Dimensional Data Modeling For Data Warehouses

Dimensional Data Modeling For Data Warehouses

Dimensional data model is the most common design concept used by data warehouse designers to build data warehousing systems. The data model design is the underlying data model used by many of the commercial OLAP products available today in the market. Some of the terms commonly used in this type of modeling are: Dimension- a category of information (e.g. The time dimension); Attribute- a unique level within a dimension (e.g. Month is an attribute in the time dimension); and Hierarchy- the specification of levels that represents relationship between different attributes within a dimension (e.g. Year → Quarter → Month → Day).

Dimensional data model contains two types of tables. They are:

Fact Table: Fact table in a dimensional data model contains the measures of all interest, such measurements or metrics or facts of business processes. Take the example of the sales amount of a business. The amount can be a monthly sales number or sales number for a day. This measure is stored in the fact table with the appropriate granularity. For sales measures, a fact table generally contains three columns: a date column, a store column and a sales amount column. Besides the measurements the table will also contain foreign keys for the dimension tables.

Dimension Table: The dimension table in a dimensional model represents the context of the measurements. The context of measurements can also be understood as the characteristics such as who, what, where, when, how of a measurement (subject). For example, in a business process Sales, the characteristics of the ‘monthly sales number’ measurement would be a Location (Where), Time (When) and Product Sold (What). A dimension table contains a number of dimension attributes or columns. In the Location dimension the various attributes can be Location Code, State, Country, Zip code. Further, dimension attributes contain one or more hierarchical relationships.

If you are looking forward to building a data warehouse for your organization, you should first decide what your data warehouse will contain. Depending upon your organizational goals, you can choose the type of dimensions that can best meet your requirements. For example, if you want to build a data warehouse that would contain monthly sales numbers across multiple store locations, across time and across products then your dimensions would be Location, Time and Product.
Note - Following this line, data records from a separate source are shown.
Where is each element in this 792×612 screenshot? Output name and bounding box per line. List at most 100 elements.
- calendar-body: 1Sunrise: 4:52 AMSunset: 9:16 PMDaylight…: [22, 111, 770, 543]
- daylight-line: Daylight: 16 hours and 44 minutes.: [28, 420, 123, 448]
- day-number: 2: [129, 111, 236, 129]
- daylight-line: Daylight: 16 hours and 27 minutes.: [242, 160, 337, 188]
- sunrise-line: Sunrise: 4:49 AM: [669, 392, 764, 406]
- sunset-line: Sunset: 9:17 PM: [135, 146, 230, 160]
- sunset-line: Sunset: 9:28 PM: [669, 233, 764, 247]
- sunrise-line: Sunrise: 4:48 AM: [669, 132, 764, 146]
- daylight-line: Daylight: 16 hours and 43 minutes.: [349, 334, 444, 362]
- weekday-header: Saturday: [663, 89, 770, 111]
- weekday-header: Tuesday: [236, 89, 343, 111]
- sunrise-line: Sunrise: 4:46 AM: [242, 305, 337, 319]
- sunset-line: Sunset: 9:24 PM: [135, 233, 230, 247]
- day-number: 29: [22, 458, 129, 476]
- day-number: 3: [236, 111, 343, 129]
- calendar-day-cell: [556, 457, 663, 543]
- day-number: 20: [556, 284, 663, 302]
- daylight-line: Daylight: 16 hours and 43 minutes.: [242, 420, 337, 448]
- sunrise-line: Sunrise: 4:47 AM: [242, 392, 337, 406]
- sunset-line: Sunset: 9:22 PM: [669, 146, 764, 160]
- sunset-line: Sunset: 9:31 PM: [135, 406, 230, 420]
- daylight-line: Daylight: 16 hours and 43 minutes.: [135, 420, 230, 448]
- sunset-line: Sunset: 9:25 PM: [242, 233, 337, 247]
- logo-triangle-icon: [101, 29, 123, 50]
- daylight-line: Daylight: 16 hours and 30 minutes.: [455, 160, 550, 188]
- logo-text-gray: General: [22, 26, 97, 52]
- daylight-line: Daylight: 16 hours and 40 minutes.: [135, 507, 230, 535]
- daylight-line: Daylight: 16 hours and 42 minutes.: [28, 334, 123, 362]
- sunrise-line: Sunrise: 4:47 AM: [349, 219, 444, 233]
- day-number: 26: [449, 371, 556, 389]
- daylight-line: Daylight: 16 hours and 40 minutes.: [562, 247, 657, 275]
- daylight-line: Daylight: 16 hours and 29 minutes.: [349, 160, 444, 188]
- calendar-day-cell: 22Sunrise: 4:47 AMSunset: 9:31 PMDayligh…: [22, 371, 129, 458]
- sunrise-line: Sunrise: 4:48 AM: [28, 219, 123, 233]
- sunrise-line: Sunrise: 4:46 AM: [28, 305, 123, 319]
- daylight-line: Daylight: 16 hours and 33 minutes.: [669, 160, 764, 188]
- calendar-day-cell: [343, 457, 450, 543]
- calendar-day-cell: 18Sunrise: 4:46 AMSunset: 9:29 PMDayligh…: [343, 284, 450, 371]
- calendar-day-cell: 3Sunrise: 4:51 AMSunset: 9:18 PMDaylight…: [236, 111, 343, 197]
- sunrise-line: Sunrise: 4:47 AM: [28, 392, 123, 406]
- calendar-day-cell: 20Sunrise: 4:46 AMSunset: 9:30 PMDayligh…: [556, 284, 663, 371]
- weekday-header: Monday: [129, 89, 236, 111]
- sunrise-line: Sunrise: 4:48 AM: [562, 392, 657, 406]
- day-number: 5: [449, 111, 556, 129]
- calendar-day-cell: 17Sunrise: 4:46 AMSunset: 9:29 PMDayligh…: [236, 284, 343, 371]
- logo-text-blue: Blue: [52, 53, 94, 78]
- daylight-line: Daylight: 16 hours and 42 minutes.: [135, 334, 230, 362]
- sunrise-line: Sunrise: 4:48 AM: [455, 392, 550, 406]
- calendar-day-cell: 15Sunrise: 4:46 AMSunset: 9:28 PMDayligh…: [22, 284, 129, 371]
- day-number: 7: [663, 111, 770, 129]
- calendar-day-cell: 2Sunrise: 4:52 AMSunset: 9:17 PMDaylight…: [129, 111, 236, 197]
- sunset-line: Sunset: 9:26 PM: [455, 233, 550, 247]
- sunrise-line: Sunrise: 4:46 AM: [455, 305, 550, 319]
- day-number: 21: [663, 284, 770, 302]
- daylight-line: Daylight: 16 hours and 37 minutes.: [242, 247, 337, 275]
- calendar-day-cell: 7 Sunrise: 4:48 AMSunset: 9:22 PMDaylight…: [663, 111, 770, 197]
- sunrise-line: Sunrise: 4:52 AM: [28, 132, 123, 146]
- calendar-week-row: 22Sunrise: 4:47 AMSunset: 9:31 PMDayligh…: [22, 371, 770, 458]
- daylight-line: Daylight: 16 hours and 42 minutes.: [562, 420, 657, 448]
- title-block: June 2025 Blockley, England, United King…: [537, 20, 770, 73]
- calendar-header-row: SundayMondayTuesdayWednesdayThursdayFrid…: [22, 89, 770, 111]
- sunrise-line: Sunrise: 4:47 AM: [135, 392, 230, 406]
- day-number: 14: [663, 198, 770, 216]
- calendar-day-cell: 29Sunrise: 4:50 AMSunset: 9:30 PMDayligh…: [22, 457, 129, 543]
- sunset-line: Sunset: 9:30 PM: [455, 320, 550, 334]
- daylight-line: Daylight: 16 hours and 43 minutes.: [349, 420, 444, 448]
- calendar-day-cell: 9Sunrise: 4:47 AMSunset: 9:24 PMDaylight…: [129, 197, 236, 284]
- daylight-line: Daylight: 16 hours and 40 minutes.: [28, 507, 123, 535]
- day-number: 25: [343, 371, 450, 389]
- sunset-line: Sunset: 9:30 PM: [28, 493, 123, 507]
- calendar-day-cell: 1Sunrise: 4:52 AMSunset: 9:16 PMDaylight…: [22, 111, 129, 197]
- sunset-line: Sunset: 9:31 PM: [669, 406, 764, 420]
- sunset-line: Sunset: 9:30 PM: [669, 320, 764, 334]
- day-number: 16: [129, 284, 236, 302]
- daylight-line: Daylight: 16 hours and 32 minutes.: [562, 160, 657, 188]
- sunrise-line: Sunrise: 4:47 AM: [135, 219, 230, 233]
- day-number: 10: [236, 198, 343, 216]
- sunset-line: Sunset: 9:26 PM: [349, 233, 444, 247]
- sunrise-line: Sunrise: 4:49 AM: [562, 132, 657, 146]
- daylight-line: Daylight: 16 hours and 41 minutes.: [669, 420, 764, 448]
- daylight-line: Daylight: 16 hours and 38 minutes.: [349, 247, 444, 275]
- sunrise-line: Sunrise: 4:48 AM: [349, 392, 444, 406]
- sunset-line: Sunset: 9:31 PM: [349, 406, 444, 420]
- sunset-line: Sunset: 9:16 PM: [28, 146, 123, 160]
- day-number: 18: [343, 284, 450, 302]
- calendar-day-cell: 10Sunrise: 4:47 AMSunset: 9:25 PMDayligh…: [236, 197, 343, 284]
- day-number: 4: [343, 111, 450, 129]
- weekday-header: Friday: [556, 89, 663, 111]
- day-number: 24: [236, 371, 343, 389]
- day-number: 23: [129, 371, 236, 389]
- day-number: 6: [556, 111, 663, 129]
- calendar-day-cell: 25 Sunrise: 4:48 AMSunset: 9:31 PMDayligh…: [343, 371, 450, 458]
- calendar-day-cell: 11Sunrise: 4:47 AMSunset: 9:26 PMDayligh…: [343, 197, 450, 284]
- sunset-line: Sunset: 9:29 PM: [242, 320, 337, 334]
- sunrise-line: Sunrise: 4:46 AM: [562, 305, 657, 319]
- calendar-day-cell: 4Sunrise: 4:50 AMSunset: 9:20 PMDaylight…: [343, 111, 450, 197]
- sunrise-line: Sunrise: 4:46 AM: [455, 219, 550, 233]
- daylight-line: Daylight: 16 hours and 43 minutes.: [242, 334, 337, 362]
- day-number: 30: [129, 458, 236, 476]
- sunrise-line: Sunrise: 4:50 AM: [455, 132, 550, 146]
In designing data models for data warehouses or data marts the most commonly used schema types are Star Schema and Snowflake Schema.

Star Schema: In this type of schema design, a single object or the fact table is placed in the middle and is radially connected to other surrounding objects or dimension tables like a star. Here, each dimension is represented as a single table and the primary key in each dimension table is related to a foreign key in the fact table. A simple start schema consists of one fact table and a complex star schema may contain more than one fact table.

Snowflake Schema: This type of schema design can be called as an extension of the star schema. In this design each point of the star or each dimension table contains more points. In other words, in a star schema each dimension is represented by a single dimensional table, while in a snowflake schema that dimensional table is normalized into multiple lookup tables, each representing a level in the dimensional hierarchy.

Choosing a particular type of schema design depends on personal preference as well as business needs. So, it is up to you which one you choose among the two for your data warehouse project.